About this time last year, I was a few months pregnant with Piper Jane. And I should tell y’all, I get so sick when I’m pregnant. Like nine-months-of-vomit sick. In the middle of all of the yuck, I remember writing a funny note to Babycakes #2 (now Piper Jane) about how I am lousy at making boy stuff, and how I’m better at sewing for girls. I promised a whole wardrobe of cute dresses to Baby #2 should she, in fact, be a SHE.
Fast forward to August when Little Miss Priss joined our family. This fluffy, ruffle-y goodness is what I had in mind.
To make a layers-of-white-and-cream dress for a baby girl in your life, you’ll need:
-eleven or twelve strips of 4″ tall fabric (I used silk and cotton)
-a large rectangle of jersey (your size will be determined by your ‘model’)

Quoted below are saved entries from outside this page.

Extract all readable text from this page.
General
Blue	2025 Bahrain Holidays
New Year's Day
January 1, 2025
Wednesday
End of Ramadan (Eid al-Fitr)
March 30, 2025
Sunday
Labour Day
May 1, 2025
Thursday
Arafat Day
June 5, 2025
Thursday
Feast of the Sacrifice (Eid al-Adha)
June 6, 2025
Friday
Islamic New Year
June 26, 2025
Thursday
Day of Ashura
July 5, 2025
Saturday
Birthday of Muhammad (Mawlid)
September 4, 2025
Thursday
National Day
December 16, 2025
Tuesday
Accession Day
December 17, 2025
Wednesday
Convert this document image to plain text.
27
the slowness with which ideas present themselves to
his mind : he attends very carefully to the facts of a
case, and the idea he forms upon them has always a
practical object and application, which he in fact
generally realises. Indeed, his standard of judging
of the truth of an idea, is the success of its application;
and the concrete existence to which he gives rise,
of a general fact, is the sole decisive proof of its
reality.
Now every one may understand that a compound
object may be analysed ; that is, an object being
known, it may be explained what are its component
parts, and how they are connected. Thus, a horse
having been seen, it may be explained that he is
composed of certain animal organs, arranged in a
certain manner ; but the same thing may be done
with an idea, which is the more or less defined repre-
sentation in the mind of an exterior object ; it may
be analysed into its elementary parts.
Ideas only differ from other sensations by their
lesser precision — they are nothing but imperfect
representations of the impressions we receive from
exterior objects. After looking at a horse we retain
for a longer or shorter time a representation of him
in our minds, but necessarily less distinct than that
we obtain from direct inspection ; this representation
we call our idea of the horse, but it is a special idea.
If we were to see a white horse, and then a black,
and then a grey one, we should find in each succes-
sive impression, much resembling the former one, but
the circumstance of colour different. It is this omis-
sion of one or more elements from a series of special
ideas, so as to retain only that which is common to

-a length of elastic, about the same length as your wearer’s waist measurement
-a sleeveless onesie in your wearer’s size
-ribbon for a belt (mine is a yard and a half of velvet ribbon)
-small circles of chiffon, silk and cotton for the belt ruffles
1. Measure your little ‘model’ from her sternum to below her knees. This will be the height of your jersey rectangle (which will be the base of the bottom of your dress). Measure the circumference of her waist/chest and double or triple (or somewhere in between), depending on how fluffy you want your dress to me (mine is doubled). This number will be the length of your jersey rectangle. Cut your jersey rectangle and sew together into a tube (you could also use the bottom of a white tshirt since that is already a tube of jersey). Rip long strips of silk and cotton (this gives the edges that gently tattered look). They should be about 4″ tall and longer than your tube of jersey. You’ll gather the top edge of each one, so they don’t have to be uniform in length, just longer than the jersey.
2. Starting at the bottom, start sewing on the strips of fabric one at a time. Alternate materials and colors (play with this beforehand to find an order that’s pleasing to the eye). Make sure the bottom of one ruffle/fabric strip entirely covers the top of the next.
3. When you have a ruffled tube of jersey, fold down the top and sew a ‘tunnel’ (this will be your elastic casing). I ended up having to then sew down the bottom of the top ruffle so that it wasn’t sticking straight out. Thread elastic into the casing (measure your little one first to see how much elastic you’ll need) and sew the two ends of elastic together to cinch the top of the tube (it should look like a ruffle-y skirt at this point).
4. In keeping with the ‘only jersey touching the skin’ rule, I used a sleeveless onesie for the bodice. First, I sewed a ‘ruffle’ (another fabric strip with tattered edges) along the top of the onesie, across the bottom of the neckline, alomg each armhole, with the tattered bottom edge dipping about an inch below the base of the armholes.
5. Then I made a long, thing strip of pleated jersey (pin in place as shown and then stitch down the middle). I pinned the strip around the collar, slightly overlapping the ‘ruffle’ from step 4 and sewed in place.
6. To attach the ruffled bottom to the now ruffled top, turn the skirt inside out. Slide the ruffled onesie into the tube/bottom until the top of the tube meets up with the fabric strip ruffle. Lift the ruffle and pin the top of the tube under the ruffle on the onesie. At this point, the inside out, upside down ruffled bottom should be pinned in place on the onesie.
7. Sew the two pieces together, being careful not to catch the ruffled bottom or the ruffle that’s sewn on the onesie in your line of stitching. You’re just attaching the bottom to the top.
8. Make a belt using the same ruffling method as I described in the tutorial for the winter wonderland headband. Tie in place below the spot where the top and the bottom meet (mine was along the top, sewn-down ruffle of the bottom piece).
9. Pair with a cute headband and you’re done.